Answering the Call on Robocalling

Posted by: Bob Quinn on July 25, 2016 at 12:15 pm

Last week, AT&T’s Chairman and CEO, Randall Stephenson, received a letter from Chairman Wheeler addressing the robocalls that continue to plague our industry and our customers.  AT&T agrees that decisive action is needed. Indeed, AT&T has separately called for the development of comprehensive and industry-wide solutions to address these unwanted, illegal and often fraudulent calls.

As the letter noted, telecommunications providers must play a vital role in attacking the robocalling problem and AT&T is prepared to take a leadership position in the industry in the development of comprehensive solutions. We currently allow many of our customers to block calls using black-listing software like Nomorobo and we are committed to providing our customers with the best blocking tools available for use with their knowledge and consent.

But call blocking alone will not address the problem as robocallers continue to develop ways to evade established filters and black lists. To effectively stem the tide of these calls, the communications industry – network providers, handset makers and device OS developers alike – must work together to ensure that only calls from legitimate callers and those associated with legitimate and unaltered numbers are sent to consumer phones.

For these reasons, and at the request of Chairman Wheeler, Mr. Stephenson has agreed to chair a new Robocalling Strike Force, the mission of which will be to accelerate the development and adoption of new tools and solutions to abate the proliferation of robocalls and to make recommendations to the FCC on the role government can play in this battle.

Furthermore, in a response to the FCC today, AT&T confirmed and committed to the specific requests in Chairman Wheeler’s letter: AT&T will conform to emerging IETF and ATIS VOIP caller ID verification standards as soon as they are available; AT&T will investigate and adopt, where viable, SS7 solutions associated with VOIP calls, in accordance with adopted verification standards; AT&T will work together with the industry, the standards bodies and through the new task force on a “Do Not Originate” list for the purpose of identifying suspicious calls originating outside of the United States; and AT&T will facilitate efforts by other carriers to adopt call blocking technologies on their networks.

AT&T joins Chairman Wheeler and his staff in the commitment to bring the industry together to protect consumers from unwanted communications and to rid our communications networks of these unwanted and pernicious calls.

Comments (4)

This is all well and good, but I can give you a concrete way to stop robocallers.

AT&T refuses to allow it’s customers to block more than 6 phone numbers.

Why?

In the interest of consumer security, ALLOW CUSTOMERS TO BLOCK AS MANY NUMBERS AS THEY WISH!!!

It may not block robocallers at the source, but at least it will make it easier to stop them at the customer end.

AT&T has NO excuse for limiting the number of blocked phone numbers to 6.

It is inexcusable.

A. Mann August 26, 2016 at 11:01 am

I received a robocall today, from my own number!

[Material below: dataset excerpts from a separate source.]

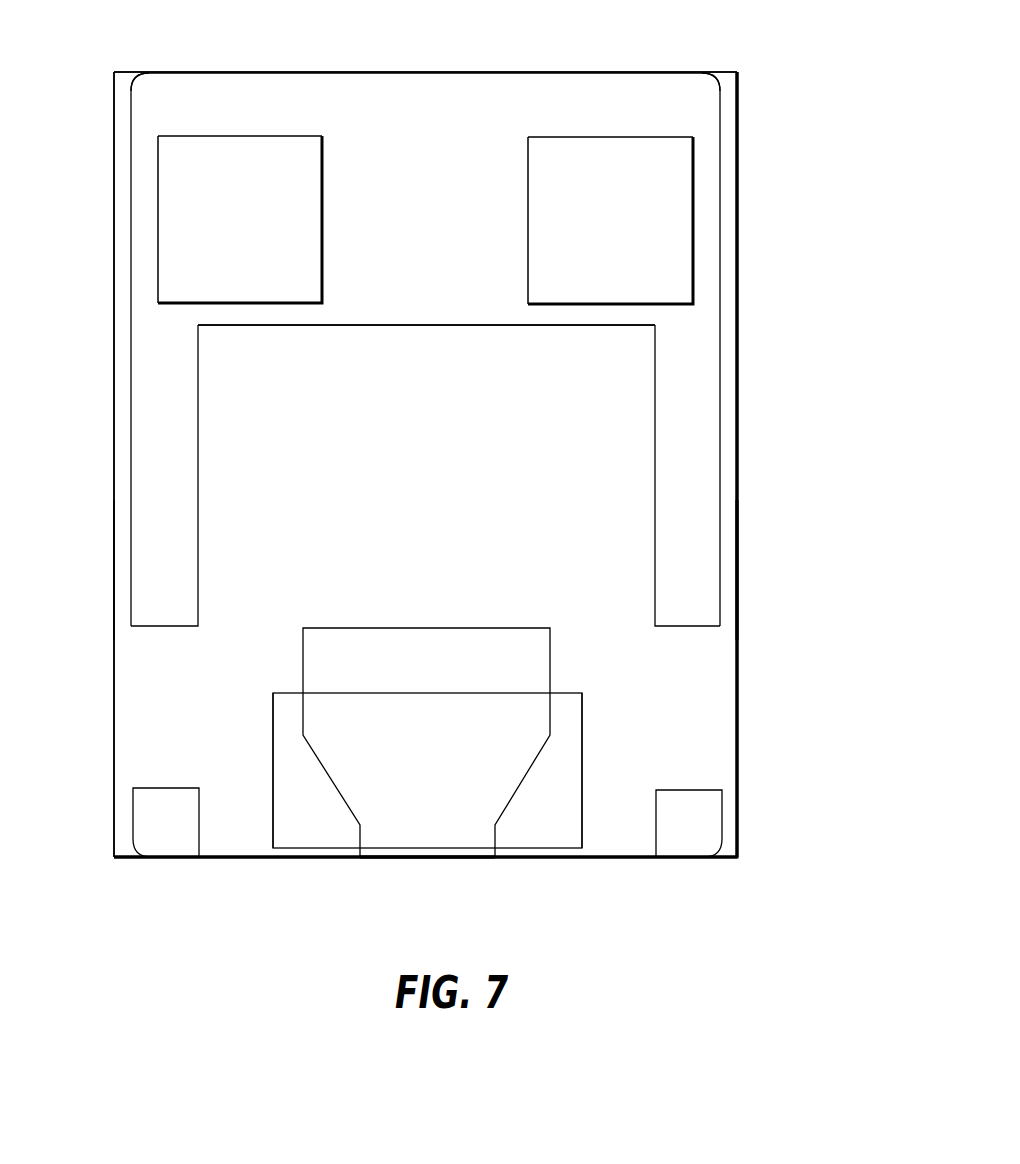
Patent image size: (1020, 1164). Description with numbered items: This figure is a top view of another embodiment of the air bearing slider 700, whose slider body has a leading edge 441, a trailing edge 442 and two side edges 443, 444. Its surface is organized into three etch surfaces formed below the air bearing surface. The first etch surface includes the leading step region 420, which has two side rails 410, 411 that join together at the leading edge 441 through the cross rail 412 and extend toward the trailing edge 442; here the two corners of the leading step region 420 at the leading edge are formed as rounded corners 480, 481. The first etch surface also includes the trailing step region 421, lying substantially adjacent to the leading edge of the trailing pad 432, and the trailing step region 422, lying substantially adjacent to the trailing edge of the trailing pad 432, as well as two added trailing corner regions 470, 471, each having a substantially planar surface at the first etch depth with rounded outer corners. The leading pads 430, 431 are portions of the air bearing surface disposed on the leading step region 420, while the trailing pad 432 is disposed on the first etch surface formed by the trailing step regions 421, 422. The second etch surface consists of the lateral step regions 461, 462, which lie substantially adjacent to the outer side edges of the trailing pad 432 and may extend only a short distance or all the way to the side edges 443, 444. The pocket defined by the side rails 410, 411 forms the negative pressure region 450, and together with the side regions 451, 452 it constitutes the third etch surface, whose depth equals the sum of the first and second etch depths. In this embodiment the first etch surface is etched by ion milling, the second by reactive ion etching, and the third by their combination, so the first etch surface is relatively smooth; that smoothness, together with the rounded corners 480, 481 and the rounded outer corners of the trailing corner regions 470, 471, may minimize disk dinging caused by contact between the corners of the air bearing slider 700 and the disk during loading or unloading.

The air bearing slider 700 is at (888, 152).
The leading edge 441 is at (462, 72).
The trailing edge 442 is at (235, 858).
The side edge 443 is at (740, 832).
The side edge 444 is at (116, 733).
The leading step region 420 is at (710, 391).
The rounded corner 480 is at (160, 93).
The rounded corner 481 is at (685, 93).
The side rail 411 is at (181, 484).
The side rail 410 is at (704, 487).
The cross rail 412 is at (449, 301).
The negative pressure region 450 is at (449, 445).
The side region 451 is at (730, 570).
The side region 452 is at (120, 563).
The leading pad 430 is at (256, 217).
The leading pad 431 is at (632, 219).
The trailing step region 421 is at (491, 637).
The trailing step region 422 is at (442, 858).
The trailing pad 432 is at (447, 742).
The lateral step region 461 is at (570, 752).
The lateral step region 462 is at (284, 755).
The trailing corner region 470 is at (187, 828).
The trailing corner region 471 is at (709, 835).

How does that even work. They wanted last 4 digits of SS# and account PIN code. I entered random numbers, and then it said, “the flag has been lifted from your account.” Can anyone let me know what this is?

Allison Lund August 30, 2016 at 4:09 pm

What I don’t understand – every number that dials out must go through a network. Why can’t these be traced when it is seen there is a robocall system operating. Even if computer generated calls – people are being asked to call someone back – That is where they must have connection to a number. If a phone is connected – it can be tracked. If the fines were applied and people were going to jail for invasion of privacy – it would stop.

Blake Escudier October 5, 2016 at 4:22 pm

I use a free call block app on my cell phone that can use a white list (my contact list) to block all calls not in my contact list. It’s much less likely that the robocall will spoof that small contact list. AT&T could do that same and that would be so much less work than adding the half dozen calls I get each day to a black list.